The driver and passenger enter the EN-V through the front. The transparent panel either swings upward or pushes forward to allow access. Once seat-belted, the driver takes hold of a rectangular steering wheel about the size of a small tablet computer with hand grips on either side. The steering wheel is the interface with the vehicle's onboard computer, enabling the driver to manually steer the EN-V or set the vehicle to travel autonomously, connect to the Internet, and conduct a video chat with other EN-V drivers. Internet connectivity is through wi-fi, but the vehicle transmits collision avoidance signals to other EN-Vs via dedicated short-range communications (DSRC), a 5.9 gigahertz spectrum allocated by the federal government for public safety.
Pressing a button on the steering wheel brings the vehicle to life; it rises from a resting position into "balance mode" on two wheels. The sensation is much like riding a Segway scooter—in fact, the EN-V's propulsion and balancing systems are based on Segway technology. A push forward on the steering column moves the vehicle forward, whereas pulling it back brakes the vehicle. An EN-V can be put in reverse with the push of a button, but this would rarely be needed because the vehicle can rotate on its axis to face any direction. At least five EN-Vs can fit within a conventional parking space.
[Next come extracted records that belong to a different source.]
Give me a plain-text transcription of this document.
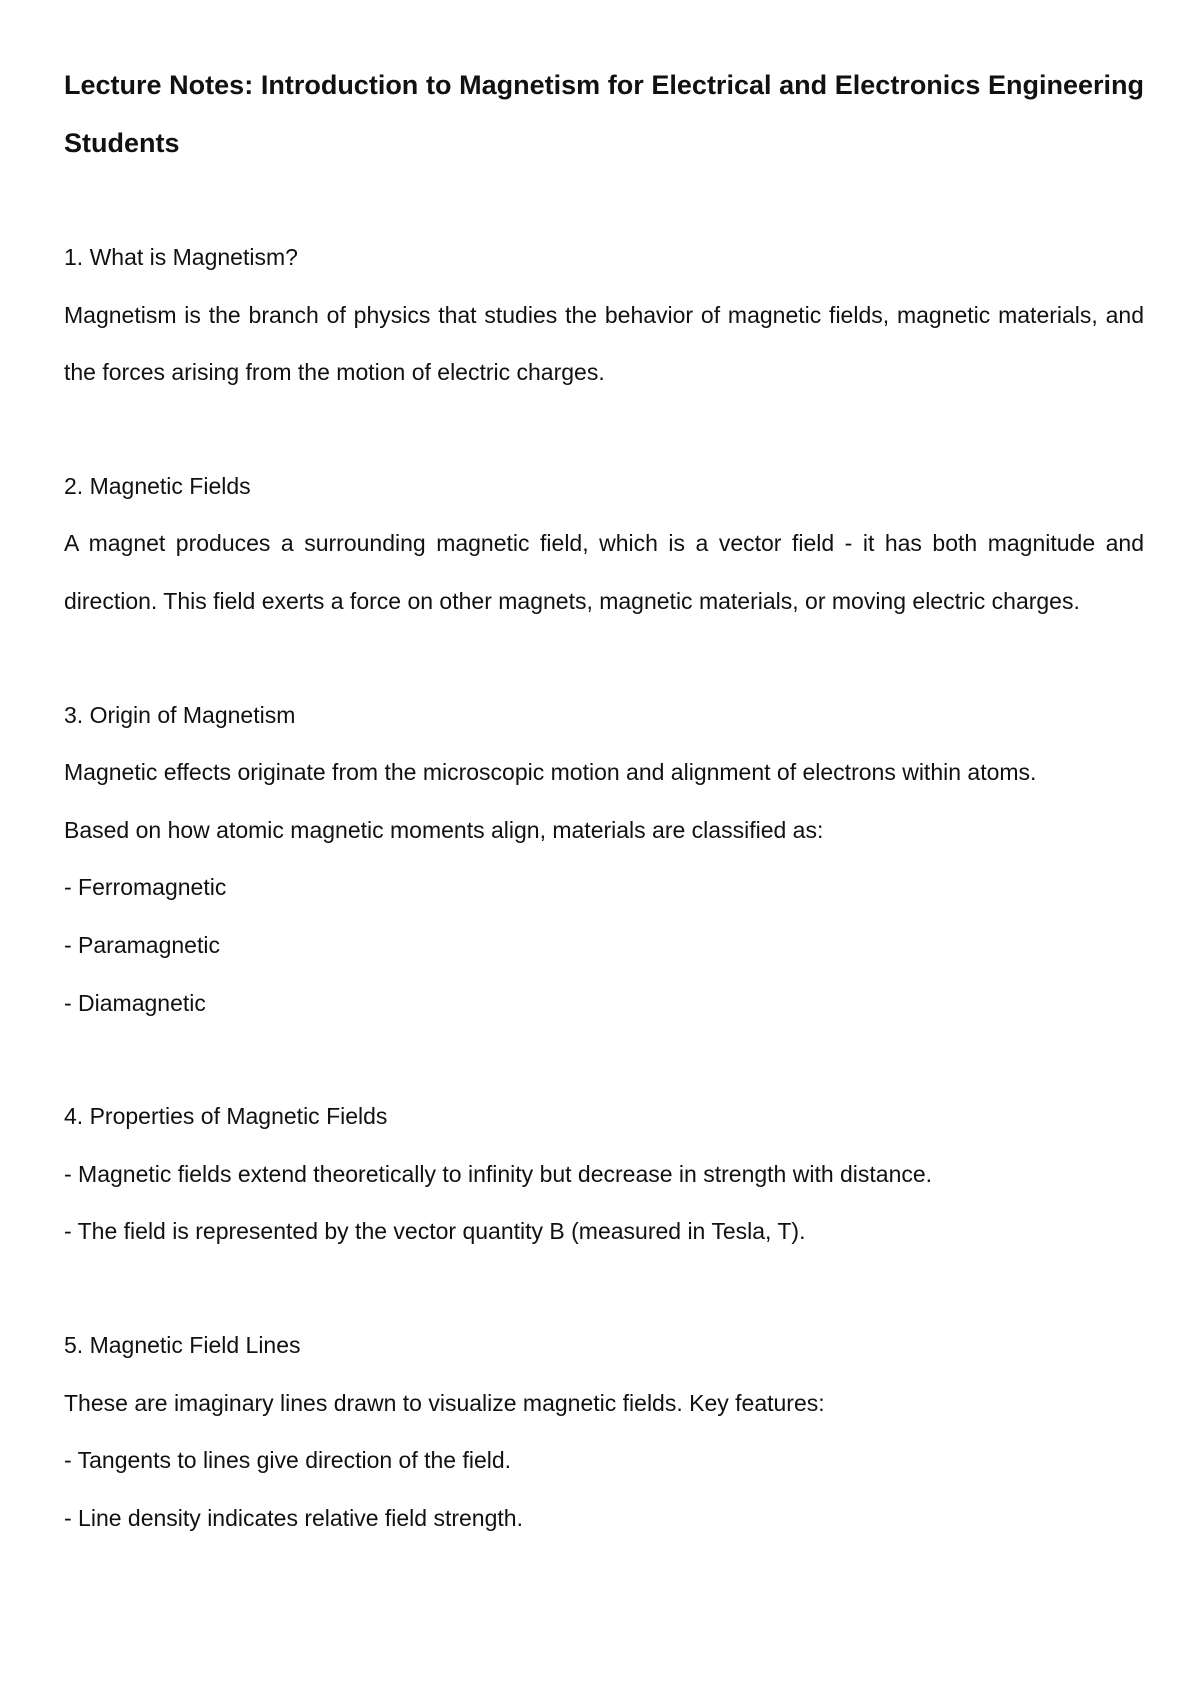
Lecture Notes: Introduction to Magnetism for Electrical and Electronics Engineering Students

1. What is Magnetism?

Magnetism is the branch of physics that studies the behavior of magnetic fields, magnetic materials, and the forces arising from the motion of electric charges.

2. Magnetic Fields

A magnet produces a surrounding magnetic field, which is a vector field - it has both magnitude and direction. This field exerts a force on other magnets, magnetic materials, or moving electric charges.

3. Origin of Magnetism

Magnetic effects originate from the microscopic motion and alignment of electrons within atoms.

Based on how atomic magnetic moments align, materials are classified as:

- Ferromagnetic

- Paramagnetic

- Diamagnetic

4. Properties of Magnetic Fields

- Magnetic fields extend theoretically to infinity but decrease in strength with distance.

- The field is represented by the vector quantity B (measured in Tesla, T).

5. Magnetic Field Lines

These are imaginary lines drawn to visualize magnetic fields. Key features:

- Tangents to lines give direction of the field.

- Line density indicates relative field strength.
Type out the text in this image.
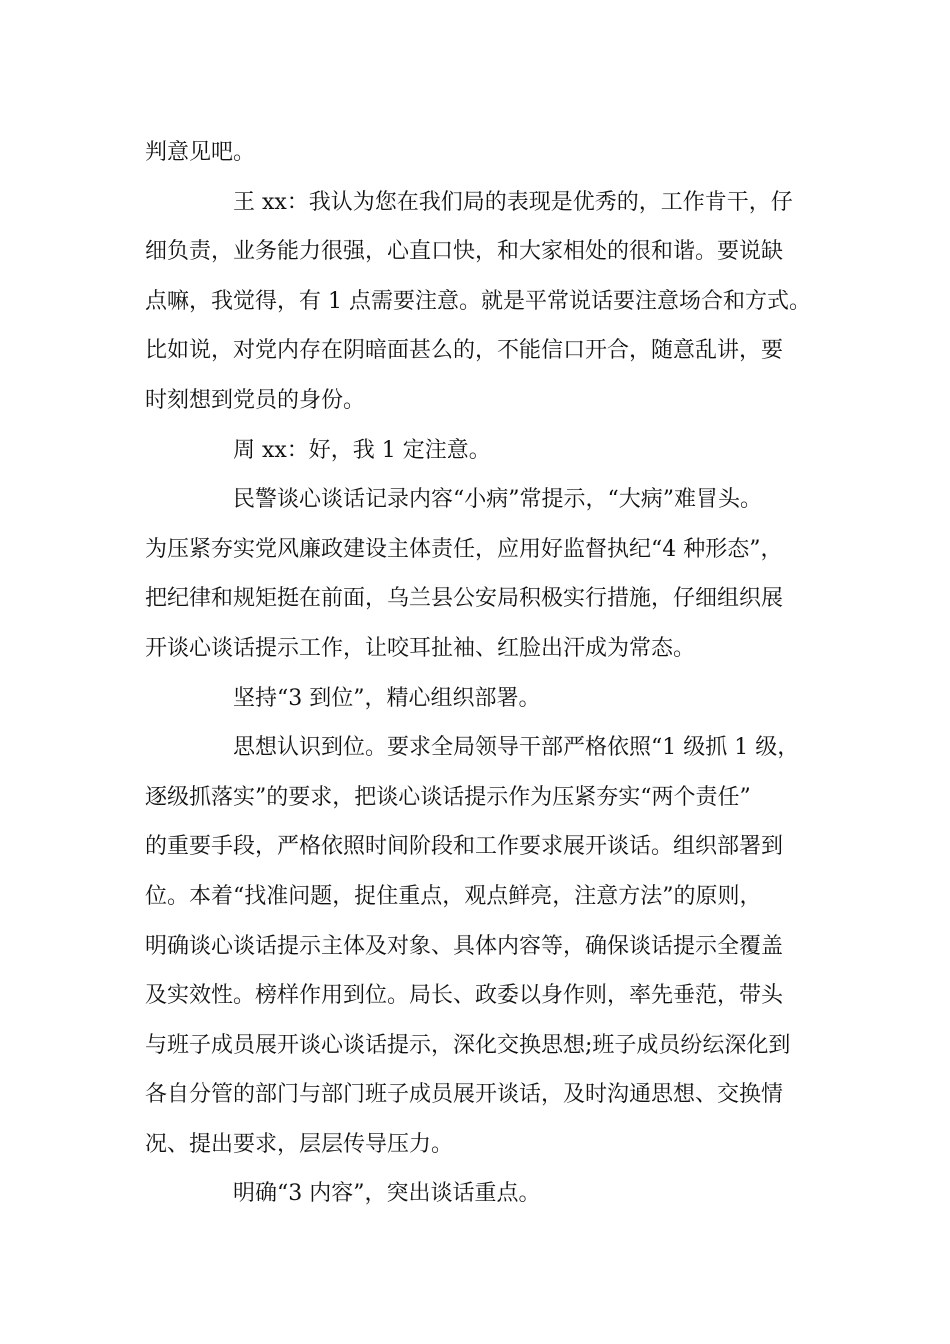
判意见吧。
王 xx：我认为您在我们局的表现是优秀的，工作肯干，仔
细负责，业务能力很强，心直口快，和大家相处的很和谐。要说缺
点嘛，我觉得，有 1 点需要注意。就是平常说话要注意场合和方式。
比如说，对党内存在阴暗面甚么的，不能信口开合，随意乱讲，要
时刻想到党员的身份。
周 xx：好，我 1 定注意。
民警谈心谈话记录内容“小病”常提示，“大病”难冒头。
为压紧夯实党风廉政建设主体责任，应用好监督执纪“4 种形态”，
把纪律和规矩挺在前面，乌兰县公安局积极实行措施，仔细组织展
开谈心谈话提示工作，让咬耳扯袖、红脸出汗成为常态。
坚持“3 到位”，精心组织部署。
思想认识到位。要求全局领导干部严格依照“1 级抓 1 级，
逐级抓落实”的要求，把谈心谈话提示作为压紧夯实“两个责任”
的重要手段，严格依照时间阶段和工作要求展开谈话。组织部署到
位。本着“找准问题，捉住重点，观点鲜亮，注意方法”的原则，
明确谈心谈话提示主体及对象、具体内容等，确保谈话提示全覆盖
及实效性。榜样作用到位。局长、政委以身作则，率先垂范，带头
与班子成员展开谈心谈话提示，深化交换思想;班子成员纷纭深化到
各自分管的部门与部门班子成员展开谈话，及时沟通思想、交换情
况、提出要求，层层传导压力。
明确“3 内容”，突出谈话重点。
The ride is smooth, although it has a tight suspension that lets the driver and passenger feel the bumps. Because there is no mechanical linkage between the vehicle's controls and its drive unit, the EN-V is not subject to inertia, making it very responsive to the driver's commands, says EN-V development engineer and demo driver Pri Mudalige, who adds, "It's the ultimate drive-by-wire vehicle, put it that way."
An EN-V scoots along at up to 40 kilometers per hour with a range of up to 65 kilometers on a fully charged battery. The driver can program the maximum speed as well as the rate of the vehicle's acceleration, deceleration and rotation on its axis. Mudalige set his test-drive speed at 16 kilometers per hour. The rotation was set at 60 degrees per second, although it can spin at up to 180 degrees per second.
The EN-Vs performed as advertised during their CES demo, but they have a long way to go before they are road-ready, which GM projects will not be before 2030. Why two decades? All of the pieces have yet to fall into place. Next-generation 4G wireless networks that enable incredibly fast data transfers and serve as the EN-V's communication infrastructure first need to be implemented. (Carriers such as Verizon and AT&T are just beginning to roll them out this year). Engineers and urban planners also need to figure out how the EN-Vs can coexist on roadways with conventional vehicles, which are at least three to four times bigger and heavier. One idea is to cordon off urban areas and designate them off-limits to vehicles over a certain size. In addition, policies, financing and other incentives need to be put in place by local and possibly national governments to encourage the acceptance of vehicles like the EN-V by people other than a small group of intrepid early adopters.
One of the EN-V program's main goals is to create a viable alternative to today's urban transportation options. "I don't think the solution is that everyone has to take the train or the bus or cycle," Christopher Borroni-Bird, director of GM's Advanced Technology Vehicle Concepts and the EN-V program, said last week at CES. "On the other hand, the car as we know it today is going to be increasingly challenged in the future. It's not sustainable from a land–space perspective or from an energy perspective to have everybody driving a car."